PERSADARIAU, PEKANBARU – Selaku penerima kuasa usaha dari kelompok pemilik lahan/tanah di Kampung Penyengat, Kecamatan Sungai Apit, Kabupaten Siak, Provinsi Riau, Sarli bersama Koperasi Produsen Satu Hati Penyengat (PSHP) membuat kesepakatan dengan PT Triomas Forestry Development Indonesia. Yang mana kesepakatan tersebut di legalisasikan melalui Notaris dengan nomor : 2.877/Leg/2020 pada tanggal 20 Februari 2020.
“Pada tahun 2019 kami miliki izin dan memanen kayu akasia diatas lahan kami sendiri, kami ada kerjasama dengan PT RAPP,” kata Sarli kepada beberapa awak media bertempat di salah satu cafe yang cukup ternama di Kota Pekanbaru, Rabu (11/5/23).
“Selama hampir 3 bulan kami memanen kayu akasia itu tiba-tiba ada surat panggilan dari Polda Riau. Dari surat panggilan itu diketahui kami selaku pengurus dilaporkan karena mencuri kayu milik PT Triomas,” imbuhnya.

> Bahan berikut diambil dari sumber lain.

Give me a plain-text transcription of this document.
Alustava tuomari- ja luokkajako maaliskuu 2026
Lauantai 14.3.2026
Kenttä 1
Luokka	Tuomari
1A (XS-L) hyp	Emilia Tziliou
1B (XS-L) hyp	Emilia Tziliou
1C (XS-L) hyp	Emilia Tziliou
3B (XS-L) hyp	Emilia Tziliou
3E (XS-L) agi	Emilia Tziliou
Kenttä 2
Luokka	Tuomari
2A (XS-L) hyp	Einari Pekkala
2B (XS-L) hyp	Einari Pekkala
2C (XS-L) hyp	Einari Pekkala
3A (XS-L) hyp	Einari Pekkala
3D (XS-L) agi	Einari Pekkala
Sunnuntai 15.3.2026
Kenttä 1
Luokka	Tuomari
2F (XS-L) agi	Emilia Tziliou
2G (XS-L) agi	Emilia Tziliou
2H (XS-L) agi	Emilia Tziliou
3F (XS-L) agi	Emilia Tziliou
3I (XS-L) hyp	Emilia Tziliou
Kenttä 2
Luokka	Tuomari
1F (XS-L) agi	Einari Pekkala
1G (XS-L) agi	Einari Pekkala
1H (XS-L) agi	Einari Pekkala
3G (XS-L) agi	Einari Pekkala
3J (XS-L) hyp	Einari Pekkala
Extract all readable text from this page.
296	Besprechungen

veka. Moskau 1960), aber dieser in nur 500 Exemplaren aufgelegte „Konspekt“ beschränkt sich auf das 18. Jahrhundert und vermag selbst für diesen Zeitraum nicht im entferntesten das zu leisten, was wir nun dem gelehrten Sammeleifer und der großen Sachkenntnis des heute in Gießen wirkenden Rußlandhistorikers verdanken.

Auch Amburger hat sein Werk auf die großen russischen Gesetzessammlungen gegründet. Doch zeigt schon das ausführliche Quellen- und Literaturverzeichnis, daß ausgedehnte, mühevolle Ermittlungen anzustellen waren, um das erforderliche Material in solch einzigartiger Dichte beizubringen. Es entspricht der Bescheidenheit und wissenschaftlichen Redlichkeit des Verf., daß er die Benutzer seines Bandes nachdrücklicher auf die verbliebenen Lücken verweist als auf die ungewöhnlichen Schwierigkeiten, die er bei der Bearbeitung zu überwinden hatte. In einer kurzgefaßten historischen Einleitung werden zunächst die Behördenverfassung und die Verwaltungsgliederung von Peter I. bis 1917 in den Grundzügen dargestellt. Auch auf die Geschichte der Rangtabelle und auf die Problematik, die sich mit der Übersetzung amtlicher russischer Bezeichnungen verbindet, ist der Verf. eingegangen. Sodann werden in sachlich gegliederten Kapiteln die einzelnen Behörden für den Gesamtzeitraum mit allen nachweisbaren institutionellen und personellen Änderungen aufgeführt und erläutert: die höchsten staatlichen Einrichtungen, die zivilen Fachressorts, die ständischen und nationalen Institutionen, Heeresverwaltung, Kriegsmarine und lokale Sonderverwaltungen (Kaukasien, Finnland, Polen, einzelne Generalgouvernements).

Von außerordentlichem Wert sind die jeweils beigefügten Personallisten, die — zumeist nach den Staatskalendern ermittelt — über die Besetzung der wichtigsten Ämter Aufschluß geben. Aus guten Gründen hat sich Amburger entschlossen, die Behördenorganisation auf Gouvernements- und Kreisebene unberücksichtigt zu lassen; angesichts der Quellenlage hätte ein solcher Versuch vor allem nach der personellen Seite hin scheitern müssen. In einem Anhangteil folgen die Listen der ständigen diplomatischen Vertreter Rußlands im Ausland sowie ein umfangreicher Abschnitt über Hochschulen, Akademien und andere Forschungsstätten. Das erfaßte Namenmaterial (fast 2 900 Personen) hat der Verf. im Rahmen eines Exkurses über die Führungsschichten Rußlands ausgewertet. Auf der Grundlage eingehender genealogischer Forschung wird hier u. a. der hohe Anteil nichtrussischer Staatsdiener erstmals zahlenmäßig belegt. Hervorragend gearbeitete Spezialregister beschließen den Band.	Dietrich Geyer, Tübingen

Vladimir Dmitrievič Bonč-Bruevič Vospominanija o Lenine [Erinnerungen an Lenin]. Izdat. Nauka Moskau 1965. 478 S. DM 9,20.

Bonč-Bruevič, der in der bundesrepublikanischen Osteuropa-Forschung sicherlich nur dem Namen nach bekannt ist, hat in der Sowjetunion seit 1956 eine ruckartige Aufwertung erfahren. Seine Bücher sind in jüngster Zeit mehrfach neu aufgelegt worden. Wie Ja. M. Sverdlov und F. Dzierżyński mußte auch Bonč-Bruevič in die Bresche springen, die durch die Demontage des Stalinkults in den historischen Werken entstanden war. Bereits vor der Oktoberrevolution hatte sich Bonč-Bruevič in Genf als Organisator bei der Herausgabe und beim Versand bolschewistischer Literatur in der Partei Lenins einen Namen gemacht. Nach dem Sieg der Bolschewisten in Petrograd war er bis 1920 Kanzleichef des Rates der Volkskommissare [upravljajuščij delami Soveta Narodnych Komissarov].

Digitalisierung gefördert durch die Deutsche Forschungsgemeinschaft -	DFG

Selain memenuhi pemanggilan dari pihak yang berwajib, pengurus koperasi serang balik korporasi tersebut dengan melaporkan PT Triomas FDI menanam kelapa sawit dalam kawasan Hutan Produksi Konservasi (HPK) dan Hutan Produksi (HP). “Dalam pemeriksaan polisi kami menyerahkan data-data mulai dari surat tanah serta izin-izin kayu dan lain-lain,” ujar Sarli.
Dijelaskan Sarli, surat lahan yang di miliki masyarakat terbit dalam rentang waktu dari tahun 2002 sampai 2006 sedangkan Surat Keputusan (SK) Pelepasan PT Triomas pada tahun 2006 dan HGU nya di tahun 2010, agar tidak semakin mendalam persoalan ini pengurus koperasi lakukan perlawanan terhadap perusahaan sawit itu. Laporan ditujukan pada Ditreskrimsus Polda Riau tentang penanaman kelapa sawit diluar Hak Guna Usaha (HGU) di perkirakan luasnya mencapai ratusan hektare.
Akibat dari laporan melanggar ketentuan HGU, PT Triomas mengajak Koperasi Produsen Satu Hati Penyengat berdamai. Setelah masing-masing pihak mencabut laporan polisi maka muncullah perjanjian bernomor : 2.877/Leg/2020 antara kedua belah pihak.
“Kami punya dua janji dan perusahaan punya empat janji. Janji kami Pertama, memberikan surat beserta tanah seluas 618 hektare kepada perusahaan. kedua, kami harus menyerahkan sepertiga dari hasil kayu yang di panen. Sedangkan janji perusahaan; bersedia berikan uang sagu hati sebesar Rp 1,6 miliyar, akan memberi tukar guling terhadap lahan-lahan kami tersebut, membangun kebun kelapa sawit pola KKPA seluas 783 hektare, perusahaan juga harus berikan plasma sebesar 20% dari luas HGU,” terang Sarli.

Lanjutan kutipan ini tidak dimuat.